Tool to analyze VPN security, privacy aids in Consumer Reports review

VPNalyzer was used by Consumer Reports to measure the effectiveness of popular consumer VPN providers.

The VPNalyzer tool developed by CSE researchers to analyze the security and privacy of VPNs has been used in a new systematic review of popular VPN providers by Consumer Reports. With development led by Prof. Roya Ensafi and PhD candidate Reethika Ramesh, VPNalyzer aims to empower VPN users to test a number of security and privacy aspects of their provider.

VPNs (virtual private networks) have become popular with consumers for accessing region-restricted websites, protecting browsing activity on public Wi-Fi networks, and other matters of online privacy. A 2020 report by Security.org found that around 68% of US internet users were using a paid or free VPN service in 2019, either for personal use or as a work requirement.

Consumer Reports used the VPNalyzer tool to narrow down an initial list of providers up for evaluation. The tool was instrumental in narrowing the field from over 50 to just 16, using criteria such as evidence of manipulating users’ network traffic, ineffective kill switch implementation, and also good behavior such as the use of methods to prevent DNS leaks. Consumer Reports then investigated the narrowed down list of 16 VPNs further, by doing a comparative evaluation based on the Digital Standard.

“They used our data-driven methods, alongside Consumer Reports’ own testing rubrics, to come up with three VPN providers that top their list,” says Ramesh.

The VPNalyzer tool consists of a measurement test suite containing 15 measurements that test different aspects of service, misconfigurations, leakages, and security and privacy essentials.

The tool is one part of an ongoing project in Ensafi’s lab that aims to analyze the VPN ecosystem through crowdsourced empirical data, large-scale quantitative user studies, and qualitative studies surveying VPN providers. The team’s goal is to “advance the public interest, inform practical regulations and standards, enforce accountability, and empower consumers to find more trustworthy VPN products.”

Ensafi was named an inaugural Digital Lab Fellow by Consumer Reports in 2020 for her work on VPNalyzer, with support from the Alfred P. Sloan Foundation. 

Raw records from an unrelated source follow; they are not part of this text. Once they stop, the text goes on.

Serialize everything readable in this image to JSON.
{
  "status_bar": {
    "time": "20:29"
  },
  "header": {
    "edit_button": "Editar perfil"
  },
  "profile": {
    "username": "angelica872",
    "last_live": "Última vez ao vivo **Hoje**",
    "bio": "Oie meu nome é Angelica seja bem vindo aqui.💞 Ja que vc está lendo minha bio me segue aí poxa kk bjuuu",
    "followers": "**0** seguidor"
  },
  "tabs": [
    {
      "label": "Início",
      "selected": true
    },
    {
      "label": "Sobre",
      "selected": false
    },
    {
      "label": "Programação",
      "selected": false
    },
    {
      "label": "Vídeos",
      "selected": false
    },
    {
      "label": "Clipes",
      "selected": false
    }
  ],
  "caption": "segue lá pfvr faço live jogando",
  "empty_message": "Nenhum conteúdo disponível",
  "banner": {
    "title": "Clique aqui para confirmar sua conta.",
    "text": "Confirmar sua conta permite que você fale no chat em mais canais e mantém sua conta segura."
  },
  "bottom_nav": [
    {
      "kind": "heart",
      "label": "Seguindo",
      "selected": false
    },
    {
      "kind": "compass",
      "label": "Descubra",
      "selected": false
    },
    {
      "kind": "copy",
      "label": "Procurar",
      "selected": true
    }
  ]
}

Read Consumer Reports’ findings, determined in part with VPNalyzer, in the following articles:

And white paper:

VPNalyzer was developed by Ensafi, PhD candidate Reethika Ramesh, PhD student Diwen Xue, undergraduate researcher Anjali Vyas, and Leonid Evdokimov, a developer working with Ensafi’s lab. A paper detailing the VPNalyzer system will appear at the Network and Distributed System Security Symposium in February, 2022.